Finding all instances of a tag at once

What we did above was useful for figuring out how to navigate a page, but it took a lot of commands to do something fairly simple. If we want to extract a single tag, we can instead use the find_all method, which will find all the instances of a tag on a page.


In [13]:
# The tag 'p' refers to text. However, we will need to clean the result, which shows the tags.
soup.find_all('p');

In [14]:
soup.find_all('p')[15].get_text()

'Begiatürik den hitz ordü bakotxa azaroaren 27an izanen da xiberoko botzan'

In [15]:
# And here we add a condition:
soup.find_all('p', class_='n2-font-84674749537f8c78f9216705fcfdb018-paragraph');

The code above gives me the text I am interested in, but with the tags, which happen to have endless names. 

I decide to save the output of the code above into a .txt file, and then clean it with RE

In [16]:
dirty_text = soup.find_all('p', class_='n2-font-84674749537f8c78f9216705fcfdb018-paragraph')
%store dirty_text >xb_dirty.txt

Writing 'dirty_text' (ResultSet) to file 'xb_dirty.txt'.
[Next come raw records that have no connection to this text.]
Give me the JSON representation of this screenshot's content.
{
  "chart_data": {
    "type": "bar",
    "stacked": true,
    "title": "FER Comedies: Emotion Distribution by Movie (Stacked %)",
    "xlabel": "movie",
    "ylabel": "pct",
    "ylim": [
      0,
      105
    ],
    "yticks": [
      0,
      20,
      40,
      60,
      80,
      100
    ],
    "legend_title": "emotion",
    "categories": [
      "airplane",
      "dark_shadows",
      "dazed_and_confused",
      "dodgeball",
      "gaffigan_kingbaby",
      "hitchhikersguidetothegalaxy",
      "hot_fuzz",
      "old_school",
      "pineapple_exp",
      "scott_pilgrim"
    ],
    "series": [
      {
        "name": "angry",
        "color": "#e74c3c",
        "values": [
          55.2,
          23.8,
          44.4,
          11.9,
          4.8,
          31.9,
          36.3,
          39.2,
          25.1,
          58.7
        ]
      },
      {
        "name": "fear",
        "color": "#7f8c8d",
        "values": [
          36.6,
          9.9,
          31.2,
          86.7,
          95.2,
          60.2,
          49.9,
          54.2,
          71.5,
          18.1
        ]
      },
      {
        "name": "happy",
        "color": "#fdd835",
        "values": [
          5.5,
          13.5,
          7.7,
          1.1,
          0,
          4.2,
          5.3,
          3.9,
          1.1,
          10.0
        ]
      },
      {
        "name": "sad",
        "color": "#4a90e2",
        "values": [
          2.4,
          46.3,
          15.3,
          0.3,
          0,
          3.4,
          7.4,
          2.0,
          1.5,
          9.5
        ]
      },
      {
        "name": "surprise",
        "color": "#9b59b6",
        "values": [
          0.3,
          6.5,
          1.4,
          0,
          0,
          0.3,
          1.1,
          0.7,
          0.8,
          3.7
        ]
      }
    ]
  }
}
Now I clean the text previously saved, by writing in the file:

In [17]:
with open('xb_dirty.txt', 'r') as file:
    filedata = file.read()
filedata = filedata.replace('<p class="n2-font-84674749537f8c78f9216705fcfdb018-paragraph n2-style-2e69df52557e65e0b420ac781d38f41a-heading n2-ow">', '')

# Write the file out again
with open('xb_dirty.txt', 'w') as file:
    file.write(filedata)

# Извините меня.

I wanted to do some preprocessing with the Souletin text, but I just did not managed. In the web I found a good lemmatizer for Basque (https://github.com/ixa-ehu/ixa-pipe-pos), but it has not been developed to work in python. 

Then I found a lemmatizer (https://nlp.johnsnowlabs.com/2020/07/29/lemma_eu.html) that allows working with python, and here the problems arose when downloading.